« Si le Chili a été le berceau du néolibéralisme, il sera aussi son tombeau ». On espère que la prophétie du nouveau président chilien, Gabriel Boric, se réalisera. On l’a un peu oublié en effet, le Chili de Pinochet a été le laboratoire des « Chicago boys », ces disciples de Milton Friedman nourris au sein de l’Université pontificale de Santiago et qui ont, après s’être opposés tant à la politique économique de la démocratie chrétienne que de l’Unité populaire, inauguré en 1973 un long cycle de Kondratiev idéologique qui est probablement en train de se terminer.

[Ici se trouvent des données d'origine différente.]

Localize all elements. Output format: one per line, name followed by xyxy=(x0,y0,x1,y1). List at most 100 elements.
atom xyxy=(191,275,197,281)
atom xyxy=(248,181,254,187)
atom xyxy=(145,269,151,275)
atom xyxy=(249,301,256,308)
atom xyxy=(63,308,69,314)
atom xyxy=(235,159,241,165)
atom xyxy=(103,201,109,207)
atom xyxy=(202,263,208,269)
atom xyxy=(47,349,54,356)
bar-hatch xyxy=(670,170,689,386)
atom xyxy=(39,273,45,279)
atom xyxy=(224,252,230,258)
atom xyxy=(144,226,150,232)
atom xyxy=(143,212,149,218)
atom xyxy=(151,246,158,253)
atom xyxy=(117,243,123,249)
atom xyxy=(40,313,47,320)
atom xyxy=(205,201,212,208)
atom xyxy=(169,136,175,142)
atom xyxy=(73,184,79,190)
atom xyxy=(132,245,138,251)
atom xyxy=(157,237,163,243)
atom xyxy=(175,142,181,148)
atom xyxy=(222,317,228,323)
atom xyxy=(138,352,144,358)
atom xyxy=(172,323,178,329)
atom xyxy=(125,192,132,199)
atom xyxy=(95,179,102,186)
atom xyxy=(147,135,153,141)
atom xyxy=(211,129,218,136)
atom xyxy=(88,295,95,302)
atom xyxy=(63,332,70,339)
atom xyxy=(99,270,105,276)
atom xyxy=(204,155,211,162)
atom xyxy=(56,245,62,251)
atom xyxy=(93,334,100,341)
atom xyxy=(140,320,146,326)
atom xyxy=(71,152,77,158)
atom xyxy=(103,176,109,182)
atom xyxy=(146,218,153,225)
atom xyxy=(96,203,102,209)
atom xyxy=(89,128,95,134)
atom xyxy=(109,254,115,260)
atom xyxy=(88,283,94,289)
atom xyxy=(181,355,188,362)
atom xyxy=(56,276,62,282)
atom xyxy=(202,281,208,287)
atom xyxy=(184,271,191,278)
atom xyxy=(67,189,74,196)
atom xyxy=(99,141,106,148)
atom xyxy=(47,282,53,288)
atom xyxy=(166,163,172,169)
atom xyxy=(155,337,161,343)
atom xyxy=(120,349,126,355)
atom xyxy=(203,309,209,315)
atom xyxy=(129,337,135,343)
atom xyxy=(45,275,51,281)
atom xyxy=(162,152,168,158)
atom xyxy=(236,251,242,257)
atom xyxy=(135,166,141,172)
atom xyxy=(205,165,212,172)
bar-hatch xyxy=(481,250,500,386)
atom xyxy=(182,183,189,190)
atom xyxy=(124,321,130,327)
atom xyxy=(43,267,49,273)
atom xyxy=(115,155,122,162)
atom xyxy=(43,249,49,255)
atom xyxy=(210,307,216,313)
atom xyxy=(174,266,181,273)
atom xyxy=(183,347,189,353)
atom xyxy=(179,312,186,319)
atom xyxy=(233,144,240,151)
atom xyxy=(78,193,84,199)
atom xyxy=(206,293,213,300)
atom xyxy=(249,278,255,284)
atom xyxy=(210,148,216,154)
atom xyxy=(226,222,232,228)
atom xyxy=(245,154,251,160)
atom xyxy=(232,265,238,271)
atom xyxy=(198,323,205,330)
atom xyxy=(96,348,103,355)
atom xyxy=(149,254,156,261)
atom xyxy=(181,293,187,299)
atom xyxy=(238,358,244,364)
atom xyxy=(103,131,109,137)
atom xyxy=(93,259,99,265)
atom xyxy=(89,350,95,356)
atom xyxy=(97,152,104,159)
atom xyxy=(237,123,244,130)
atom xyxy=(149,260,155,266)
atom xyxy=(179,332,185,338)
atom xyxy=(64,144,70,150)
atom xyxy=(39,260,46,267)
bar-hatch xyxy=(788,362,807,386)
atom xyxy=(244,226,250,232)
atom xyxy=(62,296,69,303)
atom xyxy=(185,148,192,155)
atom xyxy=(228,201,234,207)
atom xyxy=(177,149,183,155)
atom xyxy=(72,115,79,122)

Comme les fascistes et les nazis en Espagne pour la guerre, les ultralibéraux ont expérimenté à l’abri de la cordillère des Andes et d’une dictature sanguinaire qui pouvait seule l’imposer à la population, les recettes qui seront appliquées quelques années plus tard par Margaret Thatcher et par Ronald Reagan.
Sous une forme certes atténuée, et après l’échec de la relance socialo-keynésienne de 1981 en France, le virus néolibéral a ensuite contaminé les idéologies socio-politiques européennes, tant démocrates chrétiennes que social-démocrates, comme un projet d’unification européenne qui a été instrumentalisé au profit de l’extension du domaine du marché, alors que celui-ci n’était pour ses concepteurs qu’un moyen pour le rendre nécessaire : « ils n’en mourraient pas tous, mais tous étaient frappés ».
Il est frappant de constater à cet égard que ceux des candidats aux présidentielles, crédibles pour les électeurs et qui symbolisent le cercle de la raison par opposition à un cercle des passions qui s’en est en quelques sorte dissocié, pour reprendre le diagnostic porté ce matin sur France-Inter par Thomas Legrand, restent marqués, qu’il s’agisse d’Emmanuel Macron ou de Valérie Pécresse, par ce surmoi néolibéral dont les électeurs chiliens ont réussi à se défaire, mais pas encore les électeurs et les élites françaises.
Paris, Croulebarbe, le 20 décembre 2021.